メキシコ在住の黒幕であるプラトンは、その覚醒剤を手に入れることが目的。ただそのやりとりをソルターという老女に見られたことで、証人保護の対象となっている彼女を殺そうとしていた。
結果としてジャックはソルターの保護に失敗する。警察内部に裏切り者がいたことで、彼女は殺されてしまう。さらにジャックが頼りにしていたボルトン警察の副署長も同じ人間に殺されてしまった。ネタバレすれば、裏切り者は警察署長のホランドだったというオチ。
最終的にジャックはホランドを殺し、ジェット機でやってきたプラトンと相対する。ホランドの顔を知らないプラトンは、ジャックをホランドだと思い込む。そんなプラトンは覚醒剤の買い手である謎のロシア人を騙そうとしていた。それがバレていたことで、プラトンはロシア人に命を狙われていた。
ということで61時間経過したときに起きたこと。それはロシア人に買収されたプラトンの部下が、覚醒剤の隠し場所にに入ったジャックとプラトンを殺そうとした結果、なんとジェットエンジンの燃料を地下に流し込み、発煙筒で火をつけてしまった。
それで大爆発を起こしたのが61時間後。軍のレーダーにも捕捉されて、ロシアによるミサイル攻撃の可能性も検討されたほどの大爆発だった。もちろん覚醒剤は消えてしまい、プラトンの遺体さえ出てこない。ロシア人は謎のままで、ジャックの生死は不明。そして下巻だというのに(つづく)で終わっていた。
つまり完結していない。訳者の解説を読んだけれど、この後の出来事はまだ執筆されていないらしい。物語は継続しているので、ジャックが生きていることはわかる。ただ何も解決しないまま物語が閉じているので、気持ち悪いことこのうえない。
もしかした未翻訳の作品に続編があるのだろうか? 調べてみたけれど、いまのところはわからない。いつかわかるだろうけれど、モヤモヤした気分が抜けなくて困っているwww
唯一の救いは、ジャックに恋の兆しが見られたこと。軍に関する調査をしたとき、ジャックを助けてくれたのはスーザン・ターナーという陸軍少佐。

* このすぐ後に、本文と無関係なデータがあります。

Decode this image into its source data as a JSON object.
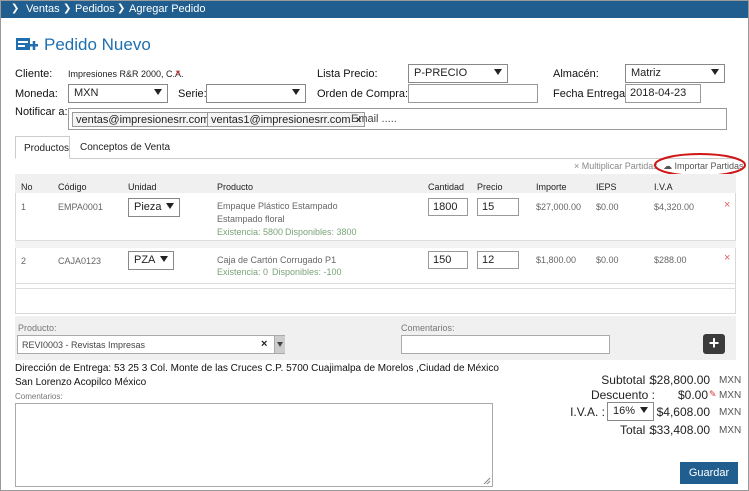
{
  "breadcrumb": [
    "Ventas",
    "Pedidos",
    "Agregar Pedido"
  ],
  "page_title": "Pedido Nuevo",
  "form": {
    "cliente_label": "Cliente:",
    "cliente_value": "Impresiones R&R 2000, C.A.",
    "cliente_clear": "×",
    "lista_precio_label": "Lista Precio:",
    "lista_precio_value": "P-PRECIO",
    "almacen_label": "Almacén:",
    "almacen_value": "Matriz",
    "moneda_label": "Moneda:",
    "moneda_value": "MXN",
    "serie_label": "Serie:",
    "serie_value": "",
    "orden_compra_label": "Orden de Compra:",
    "orden_compra_value": "",
    "fecha_entrega_label": "Fecha Entrega:",
    "fecha_entrega_value": "2018-04-23",
    "notificar_label": "Notificar a:",
    "emails": [
      "ventas@impresionesrr.com",
      "ventas1@impresionesrr.com"
    ],
    "email_placeholder": "Email ....."
  },
  "tabs": [
    "Productos",
    "Conceptos de Venta"
  ],
  "actions": {
    "multiplicar": "Multiplicar Partidas",
    "importar": "Importar Partidas"
  },
  "table": {
    "headers": [
      "No",
      "Código",
      "Unidad",
      "Producto",
      "Cantidad",
      "Precio",
      "Importe",
      "IEPS",
      "I.V.A"
    ],
    "rows": [
      {
        "no": "1",
        "codigo": "EMPA0001",
        "unidad": "Pieza",
        "producto": "Empaque Plástico Estampado",
        "producto2": "Estampado floral",
        "existencia": "Existencia: 5800",
        "disponibles": "Disponibles: 3800",
        "cantidad": "1800",
        "precio": "15",
        "importe": "$27,000.00",
        "ieps": "$0.00",
        "iva": "$4,320.00"
      },
      {
        "no": "2",
        "codigo": "CAJA0123",
        "unidad": "PZA",
        "producto": "Caja de Cartón Corrugado P1",
        "producto2": "",
        "existencia": "Existencia: 0",
        "disponibles": "Disponibles: -100",
        "cantidad": "150",
        "precio": "12",
        "importe": "$1,800.00",
        "ieps": "$0.00",
        "iva": "$288.00"
      }
    ]
  },
  "add_line": {
    "producto_label": "Producto:",
    "producto_value": "REVI0003 - Revistas Impresas",
    "comentarios_label": "Comentarios:"
  },
  "direccion": {
    "line1": "Dirección de Entrega: 53 25 3 Col. Monte de las Cruces C.P. 5700 Cuajimalpa de Morelos ,Ciudad de México",
    "line2": "San Lorenzo Acopilco México",
    "comentarios_label": "Comentarios:"
  },
  "totals": {
    "subtotal_label": "Subtotal :",
    "subtotal_value": "$28,800.00",
    "descuento_label": "Descuento :",
    "descuento_value": "$0.00",
    "iva_label": "I.V.A. :",
    "iva_rate": "16%",
    "iva_value": "$4,608.00",
    "total_label": "Total :",
    "total_value": "$33,408.00",
    "currency": "MXN"
  },
  "buttons": {
    "guardar": "Guardar"
  },
  "colors": {
    "header_bar": "#1f5e8e",
    "title": "#1f6fb0",
    "highlight_circle": "#d01515"
  }
}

互いに結婚していないことを確認しているくらい、お互いの気持ちに気づいている。事件が片付いたら会いに行く、とジャックはスーザンに電話していた。
映画のジャックファンの人なら、スーザン・ターナーという名前を知っているはず。『ジャック・リーチャー NEVER GO BACK』という作品でトム・クルーズ演じるジャックが、世話になったからといって映画の冒頭で会いに行く人物がこのスーザン。
ジャックが陸軍本部に到着すると、スーザンは国家反逆罪で逮捕されていて、それを助けるというのがこの映画のストーリー。ということで『61時間』の結末は一度忘れて、ジャックとスーザンの恋の行方を楽しみにして原作を読み続けようと思う。
だけど『男はつらいよ』の寅さんとリリー(浅丘ルリ子さん)のように、愛し合っているのに二人は結ばれないような予感がするけれどね。